Going to college may be expensive, but new research suggests that not going to college is expensive in an entirely different way.
According to the Associated Press, the Pew Research Center released data analysis that showed the earnings gap between people with a high school diploma and those with an undergraduate degree is the highest it has been in nearly 50 years.
People with only a high school diploma are earning an annual salary 62 percent lower than those with an undergraduate degree. In 1965, the latest year that data was available, that figure was 81 percent, a significantly closer gap.
"In today's knowledge-based economy, the only thing more expensive than getting a college education is not getting one," report co-author Paul Taylor, Pew's executive vice president told the AP. "Young adults see significant economic gains from getting a college degree regardless of the level of student debt they have taken on."
In a survey of college graduates aged 25 to 32, about nine of 10 said their bachelor's degree had paid or they at least expected it to in the near future.
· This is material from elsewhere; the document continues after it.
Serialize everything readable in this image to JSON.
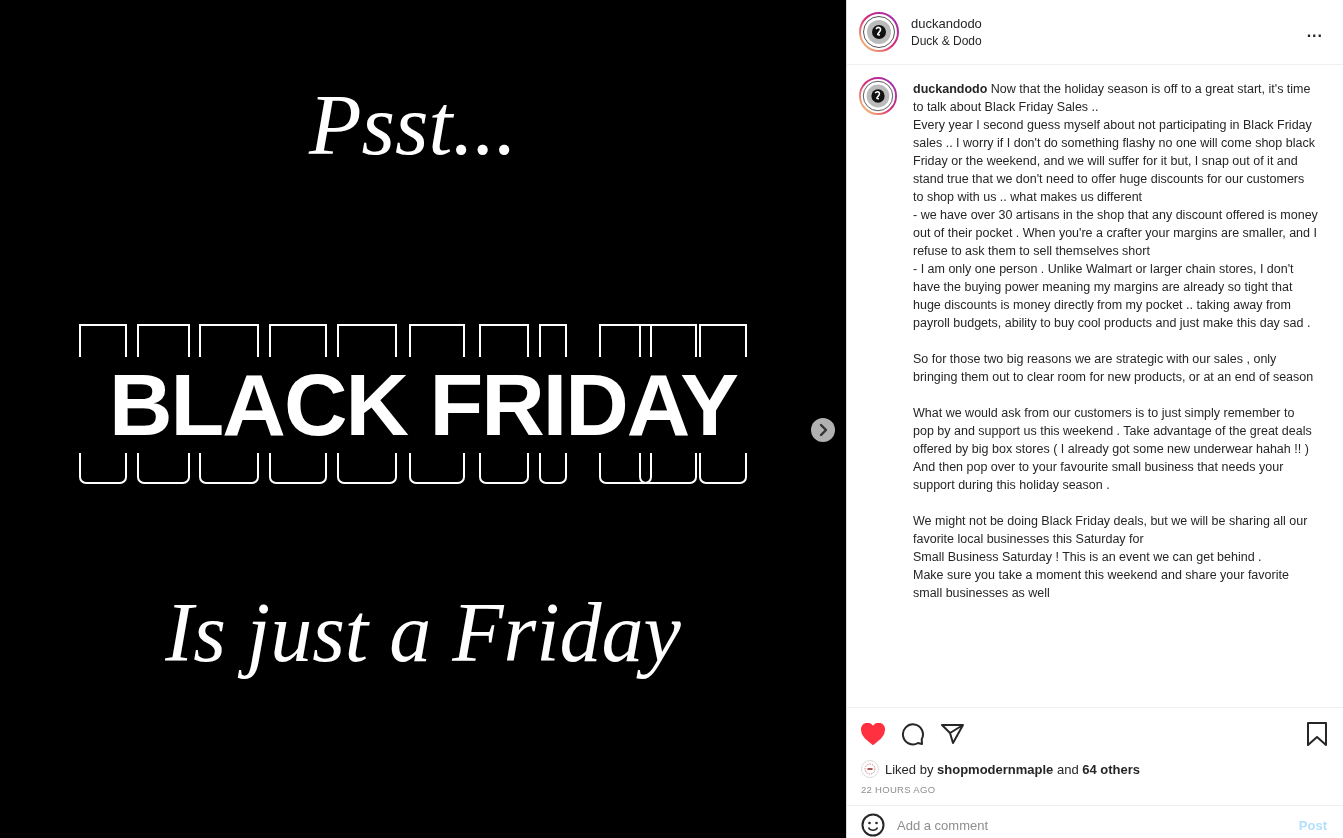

This would indicate that many graduates know the value of a degree despite college's rising tuition cost and increasing student loan debt.
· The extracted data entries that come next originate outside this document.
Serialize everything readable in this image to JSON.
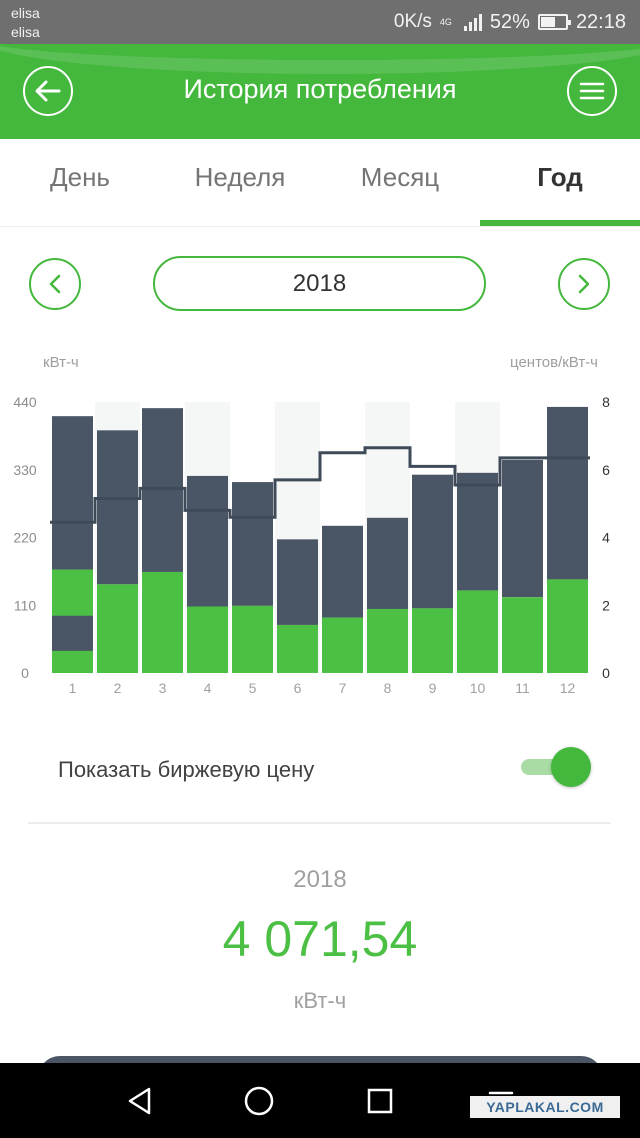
{
  "status_bar": {
    "carrier_line1": "elisa",
    "carrier_line2": "elisa",
    "network_speed": "0K/s",
    "network_type": "4G",
    "battery_percent": "52%",
    "battery_level": 0.52,
    "time": "22:18"
  },
  "header": {
    "title": "История потребления",
    "back_icon": "arrow-left-icon",
    "menu_icon": "hamburger-menu-icon",
    "background_color": "#44b73d"
  },
  "tabs": [
    {
      "label": "День",
      "active": false
    },
    {
      "label": "Неделя",
      "active": false
    },
    {
      "label": "Месяц",
      "active": false
    },
    {
      "label": "Год",
      "active": true
    }
  ],
  "period": {
    "value": "2018",
    "prev_icon": "chevron-left-icon",
    "next_icon": "chevron-right-icon"
  },
  "chart_data": {
    "type": "bar",
    "left_unit": "кВт-ч",
    "right_unit": "центов/кВт-ч",
    "categories": [
      "1",
      "2",
      "3",
      "4",
      "5",
      "6",
      "7",
      "8",
      "9",
      "10",
      "11",
      "12"
    ],
    "ylim": [
      0,
      440
    ],
    "y_ticks": [
      0,
      110,
      220,
      330,
      440
    ],
    "y2lim": [
      0,
      8
    ],
    "y2_ticks": [
      0,
      2,
      4,
      6,
      8
    ],
    "stacked": true,
    "series": [
      {
        "values": [
          168,
          144,
          164,
          108,
          109,
          78,
          90,
          104,
          105,
          134,
          123,
          152
        ],
        "color": "#4cbf45"
      },
      {
        "values": [
          249,
          250,
          266,
          212,
          201,
          139,
          149,
          148,
          217,
          191,
          223,
          280
        ],
        "color": "#4a5665"
      }
    ],
    "inner_segments_month1": [
      36,
      57,
      75
    ],
    "line": {
      "values": [
        4.45,
        5.15,
        5.45,
        4.8,
        4.6,
        5.7,
        6.5,
        6.65,
        6.1,
        5.55,
        6.35,
        6.35
      ],
      "color": "#3f4a58",
      "axis": "right"
    },
    "shaded_columns": [
      2,
      4,
      6,
      8,
      10
    ],
    "grid": false
  },
  "toggle": {
    "label": "Показать биржевую цену",
    "on": true
  },
  "summary": {
    "year": "2018",
    "value": "4 071,54",
    "unit": "кВт-ч"
  },
  "nav_bar": {
    "back_icon": "triangle-back-icon",
    "home_icon": "circle-home-icon",
    "recents_icon": "square-recents-icon",
    "more_icon": "down-menu-icon"
  },
  "watermark": "YAPLAKAL.COM"
}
The research also found that a college degree is leading to higher inflation-adjusted wages and that high school diplomas are worth less in income. The Pew researchers said that widening gap is a reflection of the earning's gap between the nation's rich and poor.
"Despite their higher levels of college completion, today's young adults overall are doing no better - and on many key indicators of economic well-being, they're doing worse - than older generations were doing when they were the same age that Millennials are now," Taylor said. "This is mainly because the economic penalties for not getting a college degree are so much stiffer now than in the past."